Lynk, founded in 2015, is based in Chennai. The firm works with FMCG brands as an authorised distributor to retail stores. Post-acquisition, Lynk will continue to operate as an independent business led by co-founder and CEO Shekhar Bhende.
In a statement, Swiggy said the buyout would help it enter India’s food and grocery retail market. Lynk claims to have a network of over 100,000 retail stores across 8 cities, and says it uses a “proprietary, integrated technology platform to power the entire retail distribution value chain”.

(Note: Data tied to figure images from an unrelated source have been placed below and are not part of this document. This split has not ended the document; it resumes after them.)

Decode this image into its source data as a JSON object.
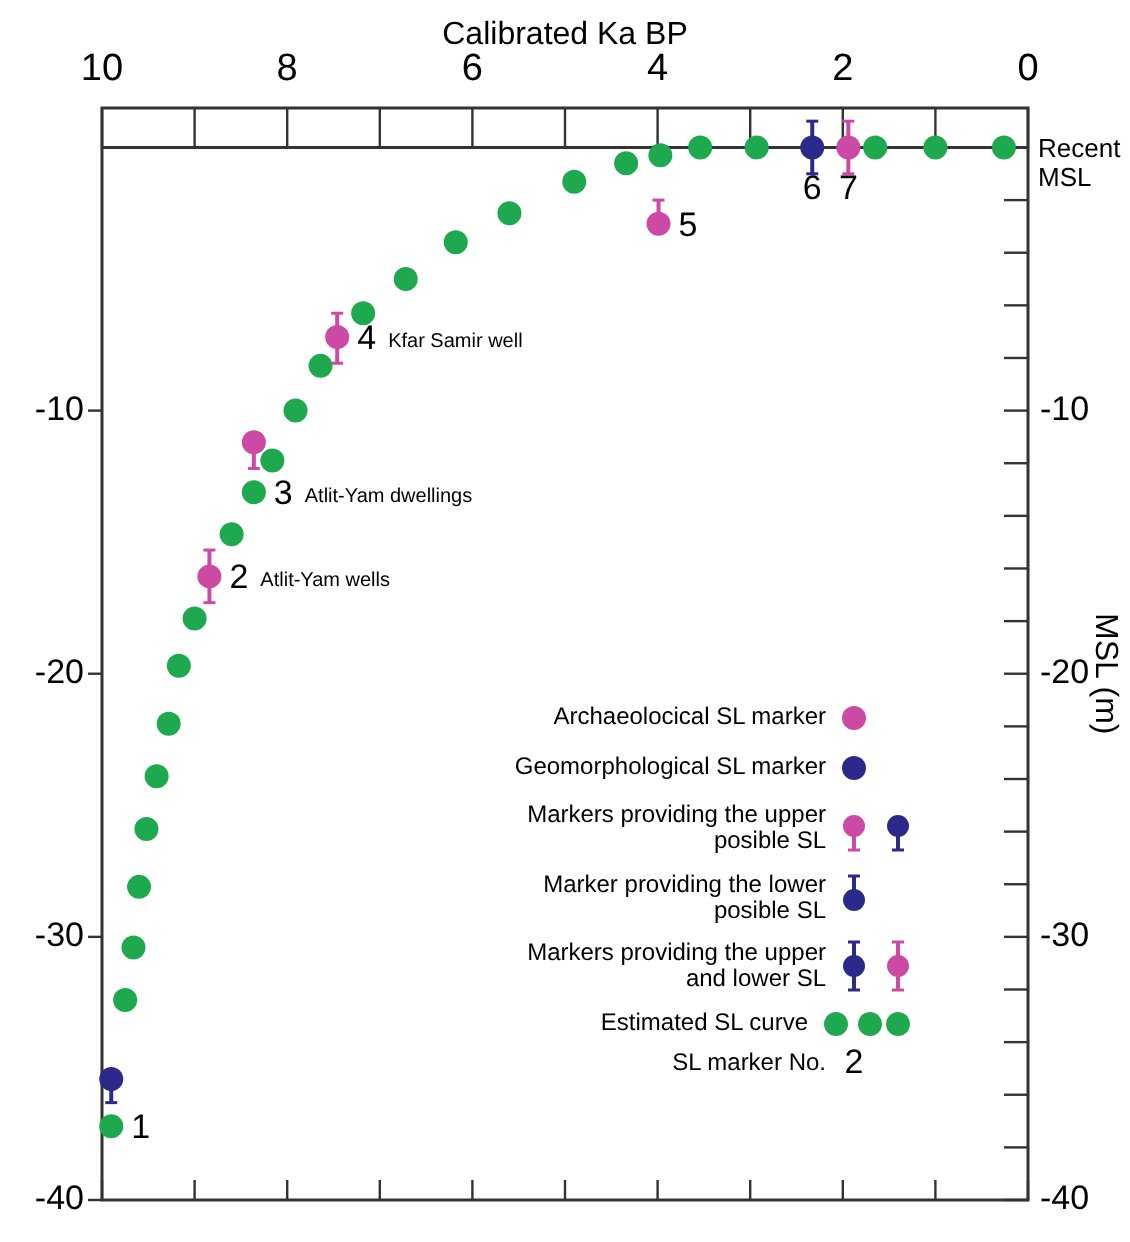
{
  "chart_data": {
    "type": "scatter",
    "xlabel": "Calibrated Ka BP",
    "y2label": "MSL (m)",
    "xlim": [
      10,
      0
    ],
    "xticks": [
      10,
      {
        "value": 9,
        "label": null
      },
      8,
      {
        "value": 7,
        "label": null
      },
      6,
      {
        "value": 5,
        "label": null
      },
      4,
      {
        "value": 3,
        "label": null
      },
      2,
      {
        "value": 1,
        "label": null
      },
      0
    ],
    "ylim": [
      -40,
      1.5
    ],
    "yticks": [
      -10,
      -20,
      -30,
      -40
    ],
    "y2lim": [
      -40,
      1.5
    ],
    "y2ticks": [
      {
        "value": -2,
        "label": null
      },
      {
        "value": -4,
        "label": null
      },
      {
        "value": -6,
        "label": null
      },
      {
        "value": -8,
        "label": null
      },
      -10,
      {
        "value": -12,
        "label": null
      },
      {
        "value": -14,
        "label": null
      },
      {
        "value": -16,
        "label": null
      },
      {
        "value": -18,
        "label": null
      },
      -20,
      {
        "value": -22,
        "label": null
      },
      {
        "value": -24,
        "label": null
      },
      {
        "value": -26,
        "label": null
      },
      {
        "value": -28,
        "label": null
      },
      -30,
      {
        "value": -32,
        "label": null
      },
      {
        "value": -34,
        "label": null
      },
      {
        "value": -36,
        "label": null
      },
      {
        "value": -38,
        "label": null
      },
      -40
    ],
    "marker": "circle",
    "legend": "right",
    "series": [
      {
        "name": "Archaeolocical SL marker",
        "color": "#cc4aa5",
        "x": [
          8.84,
          8.36,
          7.46,
          3.99,
          1.94
        ],
        "values": [
          -16.3,
          -11.2,
          -7.2,
          -2.9,
          0
        ],
        "errors": [
          [
            -17.3,
            -15.3
          ],
          [
            -12.2,
            -11.2
          ],
          [
            -8.2,
            -6.3
          ],
          [
            -2.9,
            -2.0
          ],
          [
            -1.0,
            1.0
          ]
        ]
      },
      {
        "name": "Geomorphological SL marker",
        "color": "#2b2a8a",
        "x": [
          9.9,
          2.33
        ],
        "values": [
          -35.4,
          0
        ],
        "errors": [
          [
            -36.3,
            -35.4
          ],
          [
            -1.0,
            1.0
          ]
        ]
      },
      {
        "name": "Estimated SL curve",
        "color": "#1ea94e",
        "x": [
          9.9,
          9.75,
          9.66,
          9.6,
          9.52,
          9.41,
          9.28,
          9.17,
          9.0,
          8.6,
          8.36,
          8.16,
          7.91,
          7.64,
          7.18,
          6.72,
          6.18,
          5.6,
          4.9,
          4.34,
          3.97,
          3.54,
          2.93,
          1.65,
          1.0,
          0.26
        ],
        "values": [
          -37.2,
          -32.4,
          -30.4,
          -28.1,
          -25.9,
          -23.9,
          -21.9,
          -19.7,
          -17.9,
          -14.7,
          -13.1,
          -11.9,
          -10.0,
          -8.3,
          -6.3,
          -5.0,
          -3.6,
          -2.5,
          -1.3,
          -0.6,
          -0.3,
          0,
          0,
          0,
          0,
          0
        ]
      }
    ],
    "ref_lines": [
      {
        "axis": "y",
        "value": 0,
        "label": "Recent\nMSL"
      }
    ],
    "annotations": [
      "Markers providing the upper\nposible SL",
      "Marker providing the lower\nposible SL",
      "Markers providing the upper\nand lower SL",
      "SL marker No.",
      "2",
      {
        "text": "1",
        "x": 9.9,
        "y": -37.2
      },
      {
        "text": "2",
        "x": 8.84,
        "y": -16.3
      },
      {
        "text": "Atlit-Yam wells",
        "x": 8.84,
        "y": -16.3
      },
      {
        "text": "3",
        "x": 8.36,
        "y": -13.1
      },
      {
        "text": "Atlit-Yam dwellings",
        "x": 8.36,
        "y": -13.1
      },
      {
        "text": "4",
        "x": 7.46,
        "y": -7.2
      },
      {
        "text": "Kfar Samir well",
        "x": 7.46,
        "y": -7.2
      },
      {
        "text": "5",
        "x": 3.99,
        "y": -2.9
      },
      {
        "text": "6",
        "x": 2.33,
        "y": 0
      },
      {
        "text": "7",
        "x": 1.94,
        "y": 0
      }
    ]
  }
}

Lynk has raised about $23 million to date, with its last funding being a Series A round in 2019, according to data from Tracxn. The company’s backers include Ramco Group, which owns about 46% of the firm, and Starbridge Venture Capital. The firm posted revenues of Rs 210.5 crore in the fiscal year ended March 2022, with the loss from continuing operations at Rs 36 crore.
“Lynk is uniquely positioned in the retail distribution space with their brand-first, tech-led operating model and has demonstrated success with multiple FMCG brands. Our experience in supply chain and logistics gives Swiggy the unique opportunity to help Lynk scale up their offerings and empower retailers to serve their customers better, ” Sriharsha Majety, CEO, Swiggy, said in a statement.
Swiggy already has a finger in the grocery-delivery pie through its quick commerce vertical Instamart. The vertical, however, has also been a cash-burn concern, with investor Prosus citing investments in Instamart when talking of the $180 million in losses it incurred from its Swiggy investment between January and December 2022. In May, Swiggy claimed that its core food-delivery business had turned profitable, excluding ESOP costs, as of March 2023.